LinuxQuestions.org

LinuxQuestions.org (/questions/)
-   Programming (https://www.linuxquestions.org/questions/programming-9/)
-   -   A data parsing problem - AWK (https://www.linuxquestions.org/questions/programming-9/a-data-parsing-problem-awk-707140/)

indiancosmonaut 02-24-2009 09:50 AM

A data parsing problem - AWK
 
Hi,

I am having some problems in parsing the following data.

Code:

Tom
AGE:25
EDINBURGH

Dick
AGE:24
AMSTERDAM

Harry
AGE:23
BRUSSELS

I am writing a code to generate the following CSV file.

Code:

"AGE:25 EDINBURGH","AGE:24 AMSTERDAM","AGE:23 BRUSSELS"
I started writing the code but I am not able to determine how to get this data because of the following contraints...

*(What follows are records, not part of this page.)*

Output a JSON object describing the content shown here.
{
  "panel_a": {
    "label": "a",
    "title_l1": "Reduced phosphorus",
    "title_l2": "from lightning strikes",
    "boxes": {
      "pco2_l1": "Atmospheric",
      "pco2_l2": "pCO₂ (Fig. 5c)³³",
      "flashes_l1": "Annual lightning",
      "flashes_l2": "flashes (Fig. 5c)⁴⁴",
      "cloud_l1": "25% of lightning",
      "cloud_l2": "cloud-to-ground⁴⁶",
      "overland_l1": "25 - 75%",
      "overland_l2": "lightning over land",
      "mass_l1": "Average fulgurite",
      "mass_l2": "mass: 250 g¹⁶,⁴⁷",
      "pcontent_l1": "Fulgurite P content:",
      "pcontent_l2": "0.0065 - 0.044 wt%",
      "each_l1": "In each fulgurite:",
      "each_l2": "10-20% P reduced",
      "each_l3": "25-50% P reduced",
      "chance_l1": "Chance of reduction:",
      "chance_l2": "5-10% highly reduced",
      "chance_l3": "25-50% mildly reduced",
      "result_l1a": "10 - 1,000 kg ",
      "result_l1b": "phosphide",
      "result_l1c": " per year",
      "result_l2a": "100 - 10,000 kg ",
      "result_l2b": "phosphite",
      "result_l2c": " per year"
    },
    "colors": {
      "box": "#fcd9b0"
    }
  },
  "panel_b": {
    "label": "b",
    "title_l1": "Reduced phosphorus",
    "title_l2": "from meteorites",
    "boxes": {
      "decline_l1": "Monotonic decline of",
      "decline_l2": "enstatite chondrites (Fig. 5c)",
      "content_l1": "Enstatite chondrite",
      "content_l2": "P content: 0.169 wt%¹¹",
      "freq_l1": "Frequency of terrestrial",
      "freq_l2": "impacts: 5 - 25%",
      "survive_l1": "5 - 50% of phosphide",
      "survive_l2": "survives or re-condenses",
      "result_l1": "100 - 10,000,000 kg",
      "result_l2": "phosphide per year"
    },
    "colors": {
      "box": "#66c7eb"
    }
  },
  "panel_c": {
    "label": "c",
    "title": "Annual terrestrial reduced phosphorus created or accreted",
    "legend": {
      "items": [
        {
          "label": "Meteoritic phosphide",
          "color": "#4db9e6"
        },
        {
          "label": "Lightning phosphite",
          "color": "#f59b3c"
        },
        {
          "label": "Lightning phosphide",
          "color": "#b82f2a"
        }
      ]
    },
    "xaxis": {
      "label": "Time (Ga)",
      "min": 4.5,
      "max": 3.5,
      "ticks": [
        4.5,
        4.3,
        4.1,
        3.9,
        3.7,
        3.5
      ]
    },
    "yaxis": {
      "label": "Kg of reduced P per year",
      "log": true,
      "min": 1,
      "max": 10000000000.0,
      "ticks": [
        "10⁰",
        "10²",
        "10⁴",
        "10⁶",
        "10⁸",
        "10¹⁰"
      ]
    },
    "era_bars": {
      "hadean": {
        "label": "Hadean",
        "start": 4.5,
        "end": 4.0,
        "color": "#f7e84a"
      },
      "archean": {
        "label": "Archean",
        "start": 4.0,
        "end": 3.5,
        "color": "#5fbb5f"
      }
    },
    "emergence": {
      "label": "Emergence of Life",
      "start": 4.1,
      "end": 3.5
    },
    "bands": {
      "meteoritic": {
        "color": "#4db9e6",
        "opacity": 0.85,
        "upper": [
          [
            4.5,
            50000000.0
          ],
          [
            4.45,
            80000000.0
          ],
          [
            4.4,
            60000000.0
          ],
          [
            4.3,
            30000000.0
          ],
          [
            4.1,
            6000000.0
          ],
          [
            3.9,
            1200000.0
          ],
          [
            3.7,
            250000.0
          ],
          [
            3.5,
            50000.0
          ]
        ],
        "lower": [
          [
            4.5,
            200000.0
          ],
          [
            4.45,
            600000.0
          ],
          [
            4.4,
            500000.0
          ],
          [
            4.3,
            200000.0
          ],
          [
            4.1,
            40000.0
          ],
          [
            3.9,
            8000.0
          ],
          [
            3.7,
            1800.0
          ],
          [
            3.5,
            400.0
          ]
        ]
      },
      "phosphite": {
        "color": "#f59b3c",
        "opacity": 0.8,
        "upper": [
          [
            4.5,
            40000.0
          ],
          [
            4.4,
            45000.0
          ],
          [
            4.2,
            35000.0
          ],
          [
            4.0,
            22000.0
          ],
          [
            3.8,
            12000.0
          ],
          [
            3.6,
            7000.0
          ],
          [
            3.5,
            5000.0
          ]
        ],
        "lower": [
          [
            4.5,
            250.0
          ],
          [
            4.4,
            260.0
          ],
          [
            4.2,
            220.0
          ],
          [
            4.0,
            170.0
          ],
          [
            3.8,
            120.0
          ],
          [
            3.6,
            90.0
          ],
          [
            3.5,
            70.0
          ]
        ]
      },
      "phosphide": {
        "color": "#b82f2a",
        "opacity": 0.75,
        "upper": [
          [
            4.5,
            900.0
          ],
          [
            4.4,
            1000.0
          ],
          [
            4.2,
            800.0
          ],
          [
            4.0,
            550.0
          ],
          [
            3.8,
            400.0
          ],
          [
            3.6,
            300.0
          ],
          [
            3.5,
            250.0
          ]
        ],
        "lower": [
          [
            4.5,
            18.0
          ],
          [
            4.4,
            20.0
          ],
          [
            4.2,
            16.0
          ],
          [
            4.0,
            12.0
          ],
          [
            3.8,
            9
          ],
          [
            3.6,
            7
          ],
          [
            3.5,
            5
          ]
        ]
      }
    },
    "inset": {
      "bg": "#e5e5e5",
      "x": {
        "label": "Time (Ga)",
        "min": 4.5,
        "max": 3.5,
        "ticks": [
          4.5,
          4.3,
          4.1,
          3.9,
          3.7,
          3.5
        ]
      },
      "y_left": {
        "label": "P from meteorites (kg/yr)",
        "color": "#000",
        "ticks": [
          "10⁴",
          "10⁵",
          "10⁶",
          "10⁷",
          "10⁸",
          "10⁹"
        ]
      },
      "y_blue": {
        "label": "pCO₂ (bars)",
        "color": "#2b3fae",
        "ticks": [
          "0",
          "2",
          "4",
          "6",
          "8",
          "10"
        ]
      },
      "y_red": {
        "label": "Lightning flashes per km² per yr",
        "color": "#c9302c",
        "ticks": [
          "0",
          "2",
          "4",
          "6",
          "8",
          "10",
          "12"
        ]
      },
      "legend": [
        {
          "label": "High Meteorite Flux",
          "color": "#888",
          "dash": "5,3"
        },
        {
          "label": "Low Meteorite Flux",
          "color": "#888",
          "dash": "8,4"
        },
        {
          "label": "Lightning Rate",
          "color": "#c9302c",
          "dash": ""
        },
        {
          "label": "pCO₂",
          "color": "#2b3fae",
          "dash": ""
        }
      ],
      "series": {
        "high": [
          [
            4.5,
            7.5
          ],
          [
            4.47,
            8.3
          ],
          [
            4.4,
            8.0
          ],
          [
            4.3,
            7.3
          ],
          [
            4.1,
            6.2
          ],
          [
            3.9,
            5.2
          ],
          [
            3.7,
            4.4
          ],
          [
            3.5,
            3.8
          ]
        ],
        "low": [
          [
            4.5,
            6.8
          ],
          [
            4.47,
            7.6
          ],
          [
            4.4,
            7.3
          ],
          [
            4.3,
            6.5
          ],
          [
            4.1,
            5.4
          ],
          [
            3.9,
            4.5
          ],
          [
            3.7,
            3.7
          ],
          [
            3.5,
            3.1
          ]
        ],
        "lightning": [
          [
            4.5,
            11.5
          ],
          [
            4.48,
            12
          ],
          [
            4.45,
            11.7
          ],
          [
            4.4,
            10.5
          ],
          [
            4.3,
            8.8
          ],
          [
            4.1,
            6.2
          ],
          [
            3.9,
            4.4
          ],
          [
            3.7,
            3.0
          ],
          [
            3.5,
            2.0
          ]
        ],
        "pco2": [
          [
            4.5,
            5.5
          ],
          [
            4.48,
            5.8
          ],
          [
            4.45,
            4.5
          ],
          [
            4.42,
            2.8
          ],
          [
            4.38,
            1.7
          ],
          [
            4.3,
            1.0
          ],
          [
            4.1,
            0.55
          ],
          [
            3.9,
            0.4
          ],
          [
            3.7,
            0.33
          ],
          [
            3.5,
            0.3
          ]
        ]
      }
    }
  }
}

a) The data blocks can be in any order


Code -

Code:

function init_array()
{
        for (del in feed)
                delete feed[del];

        i=0;

        _Tom_ = 0;
        _Dick_ = 0;
        _Harry_ = 0;
}

BEGIN { i=0; }

{ record = $0; }

/^$/ { next; }

/Tom/ {
                print "Now reading :Tom:";
                init_array();
                _Tom_ = 1;
                next;
        }

/Dick/ {
                print "Now reading :Dick:";
                init_array();
                _Dick_ = 1;
                next;
        }

/Harry/ {
                print "Now reading :Harry:";
                init_array();
                _Harry_ = 1;
                next;
}

{

        print NR" : "record;
        feed[i]=record;
        i++;
}


function one()
{
        for (j in feed)
                ret=ret"\n"feed[j];

        return (sprintf("%s",ret));
}

if ( _Tom_ == 1)
Tom=one();
..... (But this doesn't seem right)


END { print Tom,",", Dick,",", Harry; };

Its incomplete, but I am looking for some help.

Kind regards,

indiancosmonaut

amani 02-24-2009 10:34 AM

Basically you need to read the original as a csv take the string in the 3x th line and concatenate it to the string in the 3x-1 th line and form a new csv with the new 3x-1 th lines. You seem to want col names only with 0 rows (is easy). Takes about 1 or 2 lines in R

or just delete the 3x th lines


All times are GMT -5. The time now is 12:48 PM.